THERE was three Kings into the east,
     Three Kings both great and high,
And they hae sworn a solemn oath
     John Barleycorn should die.

They took a plough and ploughed him down,
     Put clods upon his head,
And they hae sworn a solemn oath
     John Barleycorn was dead.

But the cheerful Spring came kindly on,
     And show'rs began to fall;
John Barleycorn got up again,
     And sore surpris'd them all.

The sultry suns of Summer came,
     And he grew thick and strong,
His head weel arm'd wi' pointed spears,
     That no one should him wrong.

The sober Autumn enter'd mild,
     When he grew wan and pale;
His bending joints and drooping head
     Show'd he began to fail.

His color sicken'd more and more,
     He faded into age:
And then his enemies began
     To show their deadly rage.

They've ta'en a weapon long and sharp,
     And cut him by the knee;
Then tied him fast upon a cart
     Like a rogue for forgery.

They laid him down upon his back,
     And cudgel I'd him full sore;
They hung him up before the storm,
     And turn'd him o'er and o'er.

They filled up a darksome pit
     With water to the brim,
They heaved in John Barleycorn,
     There let him sink or swim.

They laid him out upon the floor
     To work him further woe,
And still, as signs of life appeared,
     They toss'd him to and fro.

They wasted o'er a scorching flame
     The marrow of his bones;
But a miller us'd him worst of all,
     For he crush'd him between two stones.
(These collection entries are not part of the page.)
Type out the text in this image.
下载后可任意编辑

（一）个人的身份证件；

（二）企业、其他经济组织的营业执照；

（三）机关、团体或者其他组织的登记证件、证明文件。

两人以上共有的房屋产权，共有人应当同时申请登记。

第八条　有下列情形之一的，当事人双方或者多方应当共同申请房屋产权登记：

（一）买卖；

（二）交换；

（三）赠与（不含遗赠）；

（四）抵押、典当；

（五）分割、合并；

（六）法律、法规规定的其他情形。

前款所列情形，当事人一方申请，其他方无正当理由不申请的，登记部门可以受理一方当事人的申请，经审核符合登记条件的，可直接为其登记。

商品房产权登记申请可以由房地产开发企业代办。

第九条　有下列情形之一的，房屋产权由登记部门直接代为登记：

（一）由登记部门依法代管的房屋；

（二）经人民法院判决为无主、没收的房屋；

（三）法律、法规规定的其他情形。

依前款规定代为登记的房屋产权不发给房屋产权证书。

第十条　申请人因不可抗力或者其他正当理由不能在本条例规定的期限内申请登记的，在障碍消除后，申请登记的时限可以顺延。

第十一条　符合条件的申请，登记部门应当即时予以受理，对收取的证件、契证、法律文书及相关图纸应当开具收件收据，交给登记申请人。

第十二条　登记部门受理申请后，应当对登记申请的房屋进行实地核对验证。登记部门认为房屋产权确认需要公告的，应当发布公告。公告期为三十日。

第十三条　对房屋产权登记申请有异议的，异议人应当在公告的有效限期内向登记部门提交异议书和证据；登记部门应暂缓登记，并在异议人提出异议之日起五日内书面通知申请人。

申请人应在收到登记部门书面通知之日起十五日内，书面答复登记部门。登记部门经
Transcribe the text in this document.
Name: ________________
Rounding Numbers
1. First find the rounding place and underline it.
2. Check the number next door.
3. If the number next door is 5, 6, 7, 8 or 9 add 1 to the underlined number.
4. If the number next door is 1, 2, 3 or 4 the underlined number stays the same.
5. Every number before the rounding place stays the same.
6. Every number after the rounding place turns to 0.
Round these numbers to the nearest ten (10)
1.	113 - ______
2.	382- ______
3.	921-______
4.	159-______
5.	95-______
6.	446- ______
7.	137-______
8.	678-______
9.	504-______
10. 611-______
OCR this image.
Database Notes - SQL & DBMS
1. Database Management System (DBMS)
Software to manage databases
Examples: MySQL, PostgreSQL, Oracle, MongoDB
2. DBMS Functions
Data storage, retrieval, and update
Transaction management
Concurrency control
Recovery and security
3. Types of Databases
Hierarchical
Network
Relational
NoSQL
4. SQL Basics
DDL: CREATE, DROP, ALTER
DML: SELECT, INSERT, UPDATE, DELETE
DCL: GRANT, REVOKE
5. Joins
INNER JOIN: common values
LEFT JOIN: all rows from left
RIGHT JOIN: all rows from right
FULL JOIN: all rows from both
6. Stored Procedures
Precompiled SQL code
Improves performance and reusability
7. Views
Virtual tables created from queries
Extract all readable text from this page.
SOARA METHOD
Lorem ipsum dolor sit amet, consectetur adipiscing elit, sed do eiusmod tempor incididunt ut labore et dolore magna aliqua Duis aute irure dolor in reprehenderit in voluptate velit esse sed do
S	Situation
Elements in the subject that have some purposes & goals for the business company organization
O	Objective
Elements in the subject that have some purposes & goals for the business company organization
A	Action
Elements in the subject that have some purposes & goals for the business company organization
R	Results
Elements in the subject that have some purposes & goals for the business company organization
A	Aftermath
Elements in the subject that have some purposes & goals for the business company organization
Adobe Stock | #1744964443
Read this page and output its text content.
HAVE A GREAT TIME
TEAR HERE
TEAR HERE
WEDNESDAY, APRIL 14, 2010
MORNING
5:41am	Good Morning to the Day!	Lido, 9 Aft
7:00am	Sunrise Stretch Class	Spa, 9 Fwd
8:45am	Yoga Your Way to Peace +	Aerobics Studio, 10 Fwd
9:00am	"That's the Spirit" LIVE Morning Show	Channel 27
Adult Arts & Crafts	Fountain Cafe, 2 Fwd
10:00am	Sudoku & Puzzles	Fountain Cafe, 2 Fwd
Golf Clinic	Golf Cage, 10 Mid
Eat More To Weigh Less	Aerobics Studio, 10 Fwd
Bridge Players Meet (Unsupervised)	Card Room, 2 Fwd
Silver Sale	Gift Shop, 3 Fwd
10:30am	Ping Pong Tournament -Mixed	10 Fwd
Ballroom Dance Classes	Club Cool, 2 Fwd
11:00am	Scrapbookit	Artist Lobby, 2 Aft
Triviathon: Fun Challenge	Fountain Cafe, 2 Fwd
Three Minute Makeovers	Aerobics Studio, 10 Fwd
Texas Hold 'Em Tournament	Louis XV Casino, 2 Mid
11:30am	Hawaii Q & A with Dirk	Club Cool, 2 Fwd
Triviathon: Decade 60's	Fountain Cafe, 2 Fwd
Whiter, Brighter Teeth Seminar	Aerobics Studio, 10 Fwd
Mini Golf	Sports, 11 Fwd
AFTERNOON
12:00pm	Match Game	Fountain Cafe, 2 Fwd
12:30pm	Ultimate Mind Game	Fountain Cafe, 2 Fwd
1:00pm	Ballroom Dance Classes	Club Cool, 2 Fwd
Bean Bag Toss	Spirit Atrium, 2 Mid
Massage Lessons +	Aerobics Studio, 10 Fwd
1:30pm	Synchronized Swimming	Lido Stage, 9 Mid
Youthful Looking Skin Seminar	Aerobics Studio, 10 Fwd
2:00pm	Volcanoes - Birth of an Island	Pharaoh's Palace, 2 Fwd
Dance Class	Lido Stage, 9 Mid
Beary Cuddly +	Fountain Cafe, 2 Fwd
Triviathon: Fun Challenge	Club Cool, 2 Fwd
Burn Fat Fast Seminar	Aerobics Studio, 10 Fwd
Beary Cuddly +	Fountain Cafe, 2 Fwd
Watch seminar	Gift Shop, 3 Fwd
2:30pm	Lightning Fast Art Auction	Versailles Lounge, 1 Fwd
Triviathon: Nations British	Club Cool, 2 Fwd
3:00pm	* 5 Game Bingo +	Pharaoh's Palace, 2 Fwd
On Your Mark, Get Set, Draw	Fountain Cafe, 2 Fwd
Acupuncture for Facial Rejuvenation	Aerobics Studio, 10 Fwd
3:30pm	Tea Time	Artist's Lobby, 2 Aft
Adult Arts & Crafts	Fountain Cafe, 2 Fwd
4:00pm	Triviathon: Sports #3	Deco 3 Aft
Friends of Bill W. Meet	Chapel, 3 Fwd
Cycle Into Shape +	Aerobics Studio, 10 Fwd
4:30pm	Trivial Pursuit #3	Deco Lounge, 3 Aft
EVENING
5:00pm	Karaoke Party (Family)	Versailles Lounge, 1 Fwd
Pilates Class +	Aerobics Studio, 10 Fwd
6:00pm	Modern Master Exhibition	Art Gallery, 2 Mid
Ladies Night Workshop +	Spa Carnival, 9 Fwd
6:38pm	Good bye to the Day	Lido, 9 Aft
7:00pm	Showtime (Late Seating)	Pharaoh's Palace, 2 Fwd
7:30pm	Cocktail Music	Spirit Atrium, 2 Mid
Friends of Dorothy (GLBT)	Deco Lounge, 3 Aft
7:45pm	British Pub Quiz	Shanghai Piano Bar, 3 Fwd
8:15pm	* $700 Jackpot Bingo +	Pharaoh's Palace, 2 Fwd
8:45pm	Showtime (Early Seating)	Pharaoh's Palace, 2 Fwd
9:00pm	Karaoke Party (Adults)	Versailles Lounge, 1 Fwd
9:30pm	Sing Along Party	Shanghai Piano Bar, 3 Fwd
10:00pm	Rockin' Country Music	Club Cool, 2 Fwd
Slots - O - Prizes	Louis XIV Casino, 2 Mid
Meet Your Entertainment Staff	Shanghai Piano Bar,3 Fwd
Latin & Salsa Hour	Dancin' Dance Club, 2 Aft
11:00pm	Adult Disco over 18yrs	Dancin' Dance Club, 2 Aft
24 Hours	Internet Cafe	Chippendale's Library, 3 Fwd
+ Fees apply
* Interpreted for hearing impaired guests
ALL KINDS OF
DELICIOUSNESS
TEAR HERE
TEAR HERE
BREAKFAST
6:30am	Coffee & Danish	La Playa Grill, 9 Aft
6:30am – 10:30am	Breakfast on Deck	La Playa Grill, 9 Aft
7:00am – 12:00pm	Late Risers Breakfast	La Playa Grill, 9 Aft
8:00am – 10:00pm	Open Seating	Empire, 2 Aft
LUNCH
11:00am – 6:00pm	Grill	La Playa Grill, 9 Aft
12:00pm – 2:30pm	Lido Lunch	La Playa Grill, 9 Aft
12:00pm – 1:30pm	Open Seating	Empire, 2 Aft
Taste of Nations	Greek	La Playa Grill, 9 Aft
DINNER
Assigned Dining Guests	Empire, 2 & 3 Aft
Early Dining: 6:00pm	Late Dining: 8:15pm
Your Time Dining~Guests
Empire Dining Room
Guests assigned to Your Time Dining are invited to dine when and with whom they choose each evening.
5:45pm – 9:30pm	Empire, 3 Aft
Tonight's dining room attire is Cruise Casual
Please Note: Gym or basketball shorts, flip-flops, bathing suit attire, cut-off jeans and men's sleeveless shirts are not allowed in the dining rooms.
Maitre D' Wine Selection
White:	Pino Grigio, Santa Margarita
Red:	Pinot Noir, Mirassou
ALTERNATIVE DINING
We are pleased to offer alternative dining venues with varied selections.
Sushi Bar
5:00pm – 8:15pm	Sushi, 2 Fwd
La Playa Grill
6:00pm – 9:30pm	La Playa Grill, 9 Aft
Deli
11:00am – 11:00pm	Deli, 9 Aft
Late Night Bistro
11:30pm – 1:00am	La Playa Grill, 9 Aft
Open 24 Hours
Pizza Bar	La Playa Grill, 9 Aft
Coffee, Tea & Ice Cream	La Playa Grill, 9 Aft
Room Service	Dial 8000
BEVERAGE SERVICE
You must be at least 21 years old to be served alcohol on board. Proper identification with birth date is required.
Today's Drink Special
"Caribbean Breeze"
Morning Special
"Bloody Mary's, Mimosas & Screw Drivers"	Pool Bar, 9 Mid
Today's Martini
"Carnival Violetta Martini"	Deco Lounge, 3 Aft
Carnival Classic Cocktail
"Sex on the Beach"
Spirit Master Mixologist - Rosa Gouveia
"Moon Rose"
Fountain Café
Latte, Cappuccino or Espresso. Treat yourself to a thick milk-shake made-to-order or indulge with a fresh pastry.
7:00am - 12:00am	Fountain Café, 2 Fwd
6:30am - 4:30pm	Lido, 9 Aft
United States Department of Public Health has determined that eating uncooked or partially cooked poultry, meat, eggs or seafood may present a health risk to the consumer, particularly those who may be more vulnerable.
And they hae ta'en his very heart's blood
     And drank it round and round;
And still the more and more they drank
     Their joy did more abound.

John Barleycorn was a hero bold,
     Of noble enterprise,
For if you do but taste his blood
     'Twill make your courage rise.

'Twill make a man forget his woe;
     'Twill heighten all his joy:
'Twill make the widow's heart to sing
     Tho' the tear were in her eye.

Then let us toast John Barleycorn,
     Each man a glass in hand;
And may his great posterity
     Ne'er fail in old Scotland.

                                   ROBERT BURNS.